Google to launch a 7-inch Nexus tablet: Report
Google to launch a 7-inch Nexus tablet: Report
Google is planning to hit the market with a 7-inch Nexus tablet in the coming months for $199.

New Delhi: Reportedly, Amazon's Kindle Fire will soon have its competitor. If reports are to be believed, Google is planning to hit the market with a 7-inch Nexus tablet in the coming months for $199.

A new report from Android & Me said, "The Asus MeMo 370T that was revealed at CES has been scrapped after Google contracted with Asus to produce their 'Nexus tablet'." It further reported that the device will come at a target price of $149-$199.

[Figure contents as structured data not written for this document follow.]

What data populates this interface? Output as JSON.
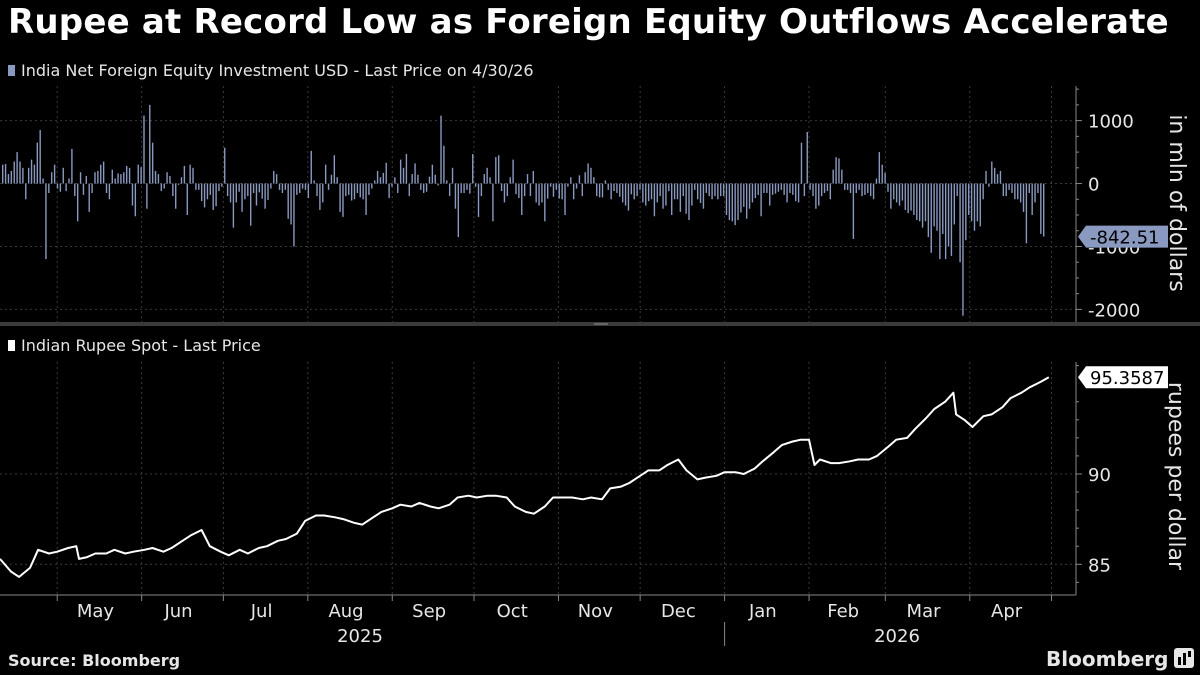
{
  "title": "Rupee at Record Low as Foreign Equity Outflows Accelerate",
  "source": "Source: Bloomberg",
  "brand": "Bloomberg",
  "colors": {
    "bars": "#8a99bf",
    "line": "#ffffff",
    "grid": "#3a3a3a",
    "axis": "#888888",
    "background": "#000000"
  },
  "chart_data": [
    {
      "type": "bar",
      "legend": "India Net Foreign Equity Investment USD - Last Price on 4/30/26",
      "ylabel": "in mln of dollars",
      "yticks": [
        1000,
        0,
        -1000,
        -2000
      ],
      "ylim": [
        -2200,
        1550
      ],
      "last_value_label": "-842.51",
      "last_value": -842.51,
      "values": [
        300,
        310,
        150,
        200,
        350,
        500,
        350,
        250,
        -250,
        250,
        380,
        300,
        650,
        850,
        80,
        -1200,
        -150,
        180,
        300,
        -80,
        -130,
        250,
        -120,
        80,
        550,
        -200,
        -600,
        180,
        -180,
        120,
        -450,
        -150,
        180,
        200,
        300,
        350,
        -150,
        -250,
        220,
        80,
        160,
        150,
        180,
        280,
        250,
        -350,
        -520,
        300,
        260,
        1080,
        -400,
        1250,
        650,
        200,
        150,
        -120,
        -80,
        180,
        120,
        -200,
        -400,
        -20,
        100,
        280,
        -500,
        300,
        250,
        -100,
        -100,
        -280,
        -380,
        -250,
        -180,
        -420,
        -360,
        -120,
        -50,
        570,
        -200,
        -300,
        -700,
        -300,
        -130,
        -450,
        -250,
        -200,
        -670,
        -150,
        -350,
        -140,
        -240,
        -400,
        -260,
        -80,
        200,
        150,
        -100,
        -150,
        -100,
        -560,
        -650,
        -1000,
        -180,
        -150,
        -80,
        -100,
        -230,
        520,
        50,
        -200,
        -420,
        -300,
        300,
        -100,
        140,
        450,
        100,
        -450,
        -530,
        -200,
        -180,
        -270,
        -250,
        -150,
        -220,
        -250,
        -500,
        -180,
        -80,
        50,
        200,
        100,
        170,
        330,
        -230,
        -50,
        100,
        -150,
        380,
        250,
        470,
        -200,
        150,
        320,
        140,
        -100,
        -150,
        -130,
        110,
        300,
        140,
        -30,
        1080,
        600,
        50,
        -200,
        250,
        -400,
        -850,
        -150,
        -150,
        -100,
        -160,
        470,
        -50,
        -530,
        -200,
        150,
        250,
        100,
        -600,
        420,
        450,
        -120,
        -300,
        -200,
        100,
        380,
        -170,
        -230,
        -500,
        -200,
        150,
        -200,
        200,
        -300,
        -350,
        -300,
        -600,
        -240,
        -50,
        -210,
        -100,
        -240,
        -250,
        -500,
        -50,
        100,
        -250,
        -80,
        130,
        -200,
        180,
        320,
        250,
        100,
        -200,
        -220,
        -220,
        50,
        -100,
        -250,
        -120,
        -150,
        -210,
        -300,
        -350,
        -430,
        -170,
        -250,
        -200,
        -100,
        -300,
        -350,
        -280,
        -250,
        -520,
        -300,
        -200,
        -400,
        -350,
        -120,
        -500,
        -250,
        -250,
        -450,
        -200,
        -480,
        -580,
        -350,
        -100,
        -250,
        -310,
        -400,
        -150,
        -200,
        -250,
        -200,
        -250,
        -200,
        -200,
        -500,
        -580,
        -600,
        -660,
        -580,
        -460,
        -370,
        -560,
        -400,
        -300,
        -230,
        -180,
        -520,
        -150,
        -150,
        -350,
        -180,
        -160,
        -130,
        -100,
        -180,
        -300,
        -150,
        -180,
        -280,
        -300,
        650,
        -200,
        820,
        -100,
        -200,
        -400,
        -350,
        -200,
        -150,
        -120,
        -250,
        220,
        420,
        400,
        220,
        -100,
        -100,
        -150,
        -880,
        -150,
        -100,
        -200,
        -180,
        -150,
        -200,
        -250,
        80,
        500,
        300,
        170,
        -130,
        -400,
        -250,
        -300,
        -350,
        -270,
        -420,
        -470,
        -430,
        -500,
        -580,
        -600,
        -700,
        -600,
        -850,
        -1100,
        -680,
        -750,
        -1200,
        -800,
        -1200,
        -1000,
        -1150,
        -650,
        -200,
        -1250,
        -2100,
        -900,
        -500,
        -600,
        -750,
        -600,
        -680,
        -250,
        200,
        -50,
        350,
        250,
        150,
        200,
        -200,
        -200,
        -100,
        -150,
        -250,
        -250,
        -300,
        -450,
        -950,
        -150,
        -500,
        -300,
        -150,
        -800,
        -842.51
      ]
    },
    {
      "type": "line",
      "legend": "Indian Rupee Spot - Last Price",
      "ylabel": "rupees per dollar",
      "yticks": [
        85,
        90
      ],
      "ylim": [
        83.3,
        96.2
      ],
      "last_value_label": "95.3587",
      "last_value": 95.3587,
      "points": [
        [
          "2025-04-10",
          85.3
        ],
        [
          "2025-04-14",
          84.6
        ],
        [
          "2025-04-17",
          84.3
        ],
        [
          "2025-04-21",
          84.8
        ],
        [
          "2025-04-24",
          85.8
        ],
        [
          "2025-04-28",
          85.6
        ],
        [
          "2025-05-01",
          85.7
        ],
        [
          "2025-05-05",
          85.9
        ],
        [
          "2025-05-08",
          86.0
        ],
        [
          "2025-05-09",
          85.3
        ],
        [
          "2025-05-12",
          85.4
        ],
        [
          "2025-05-15",
          85.6
        ],
        [
          "2025-05-19",
          85.6
        ],
        [
          "2025-05-22",
          85.8
        ],
        [
          "2025-05-26",
          85.6
        ],
        [
          "2025-05-29",
          85.7
        ],
        [
          "2025-06-02",
          85.8
        ],
        [
          "2025-06-05",
          85.9
        ],
        [
          "2025-06-09",
          85.7
        ],
        [
          "2025-06-12",
          85.9
        ],
        [
          "2025-06-16",
          86.3
        ],
        [
          "2025-06-19",
          86.6
        ],
        [
          "2025-06-23",
          86.9
        ],
        [
          "2025-06-26",
          86.0
        ],
        [
          "2025-06-30",
          85.7
        ],
        [
          "2025-07-03",
          85.5
        ],
        [
          "2025-07-07",
          85.8
        ],
        [
          "2025-07-10",
          85.6
        ],
        [
          "2025-07-14",
          85.9
        ],
        [
          "2025-07-17",
          86.0
        ],
        [
          "2025-07-21",
          86.3
        ],
        [
          "2025-07-24",
          86.4
        ],
        [
          "2025-07-28",
          86.7
        ],
        [
          "2025-07-31",
          87.4
        ],
        [
          "2025-08-04",
          87.7
        ],
        [
          "2025-08-07",
          87.7
        ],
        [
          "2025-08-11",
          87.6
        ],
        [
          "2025-08-14",
          87.5
        ],
        [
          "2025-08-18",
          87.3
        ],
        [
          "2025-08-21",
          87.2
        ],
        [
          "2025-08-25",
          87.6
        ],
        [
          "2025-08-28",
          87.9
        ],
        [
          "2025-09-01",
          88.1
        ],
        [
          "2025-09-04",
          88.3
        ],
        [
          "2025-09-08",
          88.2
        ],
        [
          "2025-09-11",
          88.4
        ],
        [
          "2025-09-15",
          88.2
        ],
        [
          "2025-09-18",
          88.1
        ],
        [
          "2025-09-22",
          88.3
        ],
        [
          "2025-09-25",
          88.7
        ],
        [
          "2025-09-29",
          88.8
        ],
        [
          "2025-10-02",
          88.7
        ],
        [
          "2025-10-06",
          88.8
        ],
        [
          "2025-10-09",
          88.8
        ],
        [
          "2025-10-13",
          88.7
        ],
        [
          "2025-10-16",
          88.2
        ],
        [
          "2025-10-20",
          87.9
        ],
        [
          "2025-10-23",
          87.8
        ],
        [
          "2025-10-27",
          88.2
        ],
        [
          "2025-10-30",
          88.7
        ],
        [
          "2025-11-03",
          88.7
        ],
        [
          "2025-11-06",
          88.7
        ],
        [
          "2025-11-10",
          88.6
        ],
        [
          "2025-11-13",
          88.7
        ],
        [
          "2025-11-17",
          88.6
        ],
        [
          "2025-11-20",
          89.2
        ],
        [
          "2025-11-24",
          89.3
        ],
        [
          "2025-11-27",
          89.5
        ],
        [
          "2025-12-01",
          89.9
        ],
        [
          "2025-12-04",
          90.2
        ],
        [
          "2025-12-08",
          90.2
        ],
        [
          "2025-12-11",
          90.5
        ],
        [
          "2025-12-15",
          90.8
        ],
        [
          "2025-12-18",
          90.2
        ],
        [
          "2025-12-22",
          89.7
        ],
        [
          "2025-12-25",
          89.8
        ],
        [
          "2025-12-29",
          89.9
        ],
        [
          "2026-01-01",
          90.1
        ],
        [
          "2026-01-05",
          90.1
        ],
        [
          "2026-01-08",
          90.0
        ],
        [
          "2026-01-12",
          90.3
        ],
        [
          "2026-01-15",
          90.7
        ],
        [
          "2026-01-19",
          91.2
        ],
        [
          "2026-01-22",
          91.6
        ],
        [
          "2026-01-26",
          91.8
        ],
        [
          "2026-01-29",
          91.9
        ],
        [
          "2026-02-01",
          91.9
        ],
        [
          "2026-02-03",
          90.5
        ],
        [
          "2026-02-05",
          90.8
        ],
        [
          "2026-02-09",
          90.6
        ],
        [
          "2026-02-12",
          90.6
        ],
        [
          "2026-02-16",
          90.7
        ],
        [
          "2026-02-19",
          90.8
        ],
        [
          "2026-02-23",
          90.8
        ],
        [
          "2026-02-26",
          91.0
        ],
        [
          "2026-03-02",
          91.5
        ],
        [
          "2026-03-05",
          91.9
        ],
        [
          "2026-03-09",
          92.0
        ],
        [
          "2026-03-12",
          92.5
        ],
        [
          "2026-03-16",
          93.1
        ],
        [
          "2026-03-19",
          93.6
        ],
        [
          "2026-03-23",
          94.0
        ],
        [
          "2026-03-26",
          94.5
        ],
        [
          "2026-03-27",
          93.3
        ],
        [
          "2026-03-30",
          93.0
        ],
        [
          "2026-04-02",
          92.6
        ],
        [
          "2026-04-06",
          93.2
        ],
        [
          "2026-04-09",
          93.3
        ],
        [
          "2026-04-13",
          93.7
        ],
        [
          "2026-04-16",
          94.2
        ],
        [
          "2026-04-20",
          94.5
        ],
        [
          "2026-04-23",
          94.8
        ],
        [
          "2026-04-27",
          95.1
        ],
        [
          "2026-04-30",
          95.3587
        ]
      ]
    }
  ],
  "xaxis": {
    "start": "2025-04-10",
    "end": "2026-05-10",
    "months": [
      "May",
      "Jun",
      "Jul",
      "Aug",
      "Sep",
      "Oct",
      "Nov",
      "Dec",
      "Jan",
      "Feb",
      "Mar",
      "Apr"
    ],
    "years": [
      "2025",
      "2026"
    ]
  }
}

This comes as a follow-up to the recent report from DigiTimes which said that Google and Asustek are working together to doff the silk off their 7-inch co-branded tablet PC as early as May, which will target Amazon's Kindle Fire. The new device is reported to be priced at $199-249. Asus displayed its MeMO ME370T tablet at CES this year - a 7-inch tablet engineered with a Tegra 3 SoC, 1280 x 800 resolution display.

Though we have not heard much about it since then. And now it is reported that it has been scrapped and a Google Nexus tablet is all set go, which will be cheaper than the Kindle Fire.

Though rumours are doing the rounds for quite sometime, but Eric Schmidt, Google chairman, is the one who actually started the firestorm when he was reported telling an Italian publication Corriere Della Sera in December 2011 that his company will market a competitive tablet within the next six months. And since then, speculations surrounding a Google-branded tablet are rife.

Of late, Android chief Andy Rubin added fuel to the fire when he said during Mobile World Congress 2012 in Barcelona, that the company intends to come up with the consumer tablet this year. "Google wants consumers to see its tablets as part of the broader Android ecosystem. The educated consumer realises it now that they're either picking the Apple ecosystem or the Microsoft ecosystem or the Google ecosystem... we're going to do a better job at making people understand what ecosystem they're buying into," The Verge quoted Rubis as saying during MWC 2012.

Now, all the eyes are on Google. These rumours will only come to an end with Google's formal announcement.